Lastly, genetic testing raises social and ethical questions. Genetic testing may raise concerns about privacy. Likewise, many clinicians raised concerns about the implications of the patients’ genetic test results for their children and other family members, and that patients do not want genetic testing. However, among the few studies assessing PD patients’ interest in genetic counseling and testing, a significant interest was reported, especially if and when it would influence treatment.14,15 Direct-to-consumer tests, specifically those that offer PD-related results, have been very successful in attracting people with PD. For example, over 10,000 people with PD are 23andMe customers.16 The level of interest in genetic counseling and testing of people with PD should be tested in follow-up studies.

Our study is the first to investigate the current practice, attitudes toward, and knowledge of genetic counseling and testing among PD clinicians. Analyzing such information from 176 clinicians who specialize in treating PD is unprecedented. However, we should interpret the results in light of the study design limitations. First, we approached a highly educated group of clinicians. Second, only 47.6% of the PSG clinician members responded. While this is a relatively high number compared with prior questionnaires,17 both limitations likely bias the results in the same direction. Our responders were likely more knowledgeable and more interested in genetic counseling and testing than the average clinician treating people with PD and were more committed to the design and conduct of clinical trials. These limitations further underscore our conclusions for the urgent need to educate clinicians about genetic testing in PD. If and when genetic testing becomes more available for people with PD, e.g., via PD GENE, study design should take into account ethical considerations. For example, some responders raised concerns about the implications of the testing to family members of PD patients and pharmaceutical industry involvement in genetic testing (see Supplementary File 2).

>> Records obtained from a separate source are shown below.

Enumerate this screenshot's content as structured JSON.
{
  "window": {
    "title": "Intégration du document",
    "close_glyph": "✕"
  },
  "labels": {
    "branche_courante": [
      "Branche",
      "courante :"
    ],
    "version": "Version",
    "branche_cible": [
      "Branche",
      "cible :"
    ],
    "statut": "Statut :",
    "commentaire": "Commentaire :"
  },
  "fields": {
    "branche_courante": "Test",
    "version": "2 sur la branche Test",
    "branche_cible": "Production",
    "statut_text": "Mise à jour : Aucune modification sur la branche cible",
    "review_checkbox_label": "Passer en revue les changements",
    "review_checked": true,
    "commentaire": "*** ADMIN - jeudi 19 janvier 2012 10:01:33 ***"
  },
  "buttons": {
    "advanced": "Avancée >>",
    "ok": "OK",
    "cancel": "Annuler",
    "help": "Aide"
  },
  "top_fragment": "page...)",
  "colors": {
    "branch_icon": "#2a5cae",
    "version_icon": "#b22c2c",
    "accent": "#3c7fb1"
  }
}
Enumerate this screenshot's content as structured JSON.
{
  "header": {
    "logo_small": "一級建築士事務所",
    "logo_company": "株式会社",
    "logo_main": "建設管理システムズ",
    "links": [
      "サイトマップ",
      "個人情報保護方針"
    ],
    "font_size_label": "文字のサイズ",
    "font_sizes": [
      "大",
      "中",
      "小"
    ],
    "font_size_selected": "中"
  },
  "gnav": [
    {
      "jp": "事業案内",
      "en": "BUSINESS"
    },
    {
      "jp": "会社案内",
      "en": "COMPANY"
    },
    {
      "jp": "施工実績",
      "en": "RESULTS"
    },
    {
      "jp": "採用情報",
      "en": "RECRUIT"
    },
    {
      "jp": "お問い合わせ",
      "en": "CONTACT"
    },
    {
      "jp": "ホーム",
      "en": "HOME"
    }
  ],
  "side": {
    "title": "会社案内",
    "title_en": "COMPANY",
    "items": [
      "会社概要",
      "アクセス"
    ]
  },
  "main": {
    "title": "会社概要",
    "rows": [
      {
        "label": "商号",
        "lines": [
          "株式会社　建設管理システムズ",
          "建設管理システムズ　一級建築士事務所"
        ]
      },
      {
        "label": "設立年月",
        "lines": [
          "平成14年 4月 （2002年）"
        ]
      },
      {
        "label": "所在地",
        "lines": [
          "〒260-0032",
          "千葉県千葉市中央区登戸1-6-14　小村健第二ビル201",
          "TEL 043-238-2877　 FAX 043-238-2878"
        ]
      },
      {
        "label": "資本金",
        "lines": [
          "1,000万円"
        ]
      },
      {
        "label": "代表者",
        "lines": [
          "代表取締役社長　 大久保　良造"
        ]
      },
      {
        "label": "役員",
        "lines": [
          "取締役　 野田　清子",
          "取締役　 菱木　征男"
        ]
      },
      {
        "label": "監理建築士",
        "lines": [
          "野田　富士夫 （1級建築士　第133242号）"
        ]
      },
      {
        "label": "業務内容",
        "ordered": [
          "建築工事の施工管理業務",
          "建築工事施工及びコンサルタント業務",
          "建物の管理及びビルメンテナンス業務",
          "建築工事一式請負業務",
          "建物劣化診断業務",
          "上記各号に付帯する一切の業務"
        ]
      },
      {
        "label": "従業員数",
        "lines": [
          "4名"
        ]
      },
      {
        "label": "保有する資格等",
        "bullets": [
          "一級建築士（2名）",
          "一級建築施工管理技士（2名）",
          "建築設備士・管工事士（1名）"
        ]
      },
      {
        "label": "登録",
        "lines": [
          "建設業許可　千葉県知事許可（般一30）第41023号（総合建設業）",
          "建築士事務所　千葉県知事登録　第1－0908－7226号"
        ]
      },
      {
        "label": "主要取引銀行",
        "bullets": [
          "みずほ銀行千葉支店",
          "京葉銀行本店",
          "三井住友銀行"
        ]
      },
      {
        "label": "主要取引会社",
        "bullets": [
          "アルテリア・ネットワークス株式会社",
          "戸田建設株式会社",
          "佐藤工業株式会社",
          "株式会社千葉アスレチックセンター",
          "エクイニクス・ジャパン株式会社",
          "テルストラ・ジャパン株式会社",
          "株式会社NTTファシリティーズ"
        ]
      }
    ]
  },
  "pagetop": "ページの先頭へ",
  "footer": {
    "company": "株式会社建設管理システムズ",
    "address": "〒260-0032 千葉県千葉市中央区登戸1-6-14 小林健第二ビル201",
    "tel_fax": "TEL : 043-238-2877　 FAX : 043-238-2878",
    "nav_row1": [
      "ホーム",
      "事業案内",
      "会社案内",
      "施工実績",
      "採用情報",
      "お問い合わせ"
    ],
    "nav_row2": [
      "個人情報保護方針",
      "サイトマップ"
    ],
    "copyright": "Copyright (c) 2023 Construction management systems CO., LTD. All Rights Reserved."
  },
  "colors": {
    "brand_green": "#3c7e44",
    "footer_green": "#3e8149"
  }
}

Improving uptake of genetic testing among PD providers may be challenging. A few barriers may be removed through a concerted effort to educate clinicians and making genetic testing financially accessible through the PD GENE effort; however, ethical and financial concerns may continue to limit genetic testing referrals as long as there is no FDA-approved intervention, which would be dependent on genotyping. If any precision medicine trial in PD were to be successful, genetic testing may be incorporated into the standard of care.

In summary, genetic interventions hold great hope in neurology, especially after the recent targeted therapy breakthroughs in spinal muscular atrophy (SMA)18 and familial (hereditary transthyretin) amyloidosis.19 Thoughtful initiatives to facilitate clinical trials for genetic-based interventions in PD are necessary. Educating clinicians, caregivers, and people with PD is a critical first step; ensuring that genetic counseling and testing are accessible to all patients is imperative. Successful implementation of widespread PD genetic education and testing will require collaboration between multiple stakeholders including clinicians, academia, professional organizations, industry developing targeted therapeutics, advocacy organizations, health-care providers, and people with PD. It will be a complex process but one that is urgently needed and essential to move the field forward.